Singh v. State of U.P., AIR 1976 SC 2423 that since the danda has not been

shown to the doctor and his opinion is not sought as to whether the injury was

possible by the danda, the recovery of the danda is not connected with the

crime and hence this recovery is to be ignored is erroneous. In Ishwar Singh

(Supra), their Lordships were dealing with a case of multiple injuries with

multiple weapons. In the said case the testimony of the post mortem doctor

was that the punctured wound was caused by "some sharp edged pointed

weapon". He further stated that the wound "might have been caused with a

ballam". Their Lordships held that implicit reliance cannot be placed on the

testimony of the witnesses as to who stuck the deceased with the ballam and

were thus looking for independent corroboration.

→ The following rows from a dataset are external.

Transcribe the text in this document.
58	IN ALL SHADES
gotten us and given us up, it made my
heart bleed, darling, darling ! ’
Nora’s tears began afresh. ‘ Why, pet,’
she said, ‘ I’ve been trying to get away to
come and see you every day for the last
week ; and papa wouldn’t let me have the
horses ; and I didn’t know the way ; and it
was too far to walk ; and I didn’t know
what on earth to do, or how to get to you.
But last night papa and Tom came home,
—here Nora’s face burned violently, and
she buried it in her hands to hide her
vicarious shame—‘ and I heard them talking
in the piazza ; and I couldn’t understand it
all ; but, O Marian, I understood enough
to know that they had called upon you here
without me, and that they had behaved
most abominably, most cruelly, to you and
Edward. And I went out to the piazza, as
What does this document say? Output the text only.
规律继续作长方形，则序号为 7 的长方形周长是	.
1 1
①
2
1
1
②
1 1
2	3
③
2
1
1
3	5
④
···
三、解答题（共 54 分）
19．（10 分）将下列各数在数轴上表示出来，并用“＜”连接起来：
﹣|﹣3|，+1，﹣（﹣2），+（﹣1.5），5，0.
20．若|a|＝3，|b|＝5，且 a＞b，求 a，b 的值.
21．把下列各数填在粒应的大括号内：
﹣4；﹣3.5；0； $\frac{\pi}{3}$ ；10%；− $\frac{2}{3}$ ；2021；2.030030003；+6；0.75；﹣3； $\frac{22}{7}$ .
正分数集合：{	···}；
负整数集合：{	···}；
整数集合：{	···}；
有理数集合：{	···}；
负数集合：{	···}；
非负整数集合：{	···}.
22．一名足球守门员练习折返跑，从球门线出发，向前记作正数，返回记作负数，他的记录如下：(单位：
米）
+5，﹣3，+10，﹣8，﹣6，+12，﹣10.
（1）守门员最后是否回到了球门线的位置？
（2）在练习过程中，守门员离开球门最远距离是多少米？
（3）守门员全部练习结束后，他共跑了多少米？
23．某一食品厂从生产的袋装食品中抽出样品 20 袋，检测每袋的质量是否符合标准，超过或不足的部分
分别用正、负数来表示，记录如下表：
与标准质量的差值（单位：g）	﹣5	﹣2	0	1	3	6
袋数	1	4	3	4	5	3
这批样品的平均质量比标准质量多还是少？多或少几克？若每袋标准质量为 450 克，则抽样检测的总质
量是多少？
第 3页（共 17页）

It was also observed that

ballam and bhala are similar types of weapon and had the doctor seen the

weapons seized from the houses of the Appellants therein it might have been

possible for him to say which of them caused the injury. In Criminal Appeal

No. 151/2001 in Nanko Devi vs. State this court, held that in case eye-witness

identifies the recovered weapon to be the one by which the injury was caused,

then there is no need for a separate opinion to be sought from the doctor to

connect the weapon of offence with the injury caused. This is an essential

factor in a case of circumstantial evidence. In the present case, the eye-

witness PW12 has identified that the Appellant had caused the injury by the

danda Ex.PW-1 which was like an arm of the cot and also the CFSL report

proves that the blood on the danda matched with the blood of the deceased.

Thus there is sufficient evidence to connect the danda recovered at the

instance of the Appellant from his house with the injury caused on the person

of deceased.

16. From the evidence on record and the testimony of the eye witnesses

including the injured eye witness, in my opinion, the prosecution has proved

its case beyond reasonable doubt against the Appellant for commission of

offence punishable under Section 304 Part (II) IPC. I find no reason to

interfere with the impugned judgment. The appeal is accordingly dismissed.

Since the Appellant has been awarded a sentence of imprisonment for the

period already undergone and to pay a fine of `13,000/- out of which if

realized, `10,000/- is to be awarded to the wife of the deceased, the learned

Trial Court would ensure that the amount so recovered is paid to her and in

case of default of payment of fine the Appellant undergoes Rigorous

Imprisonment for one year as awarded by it.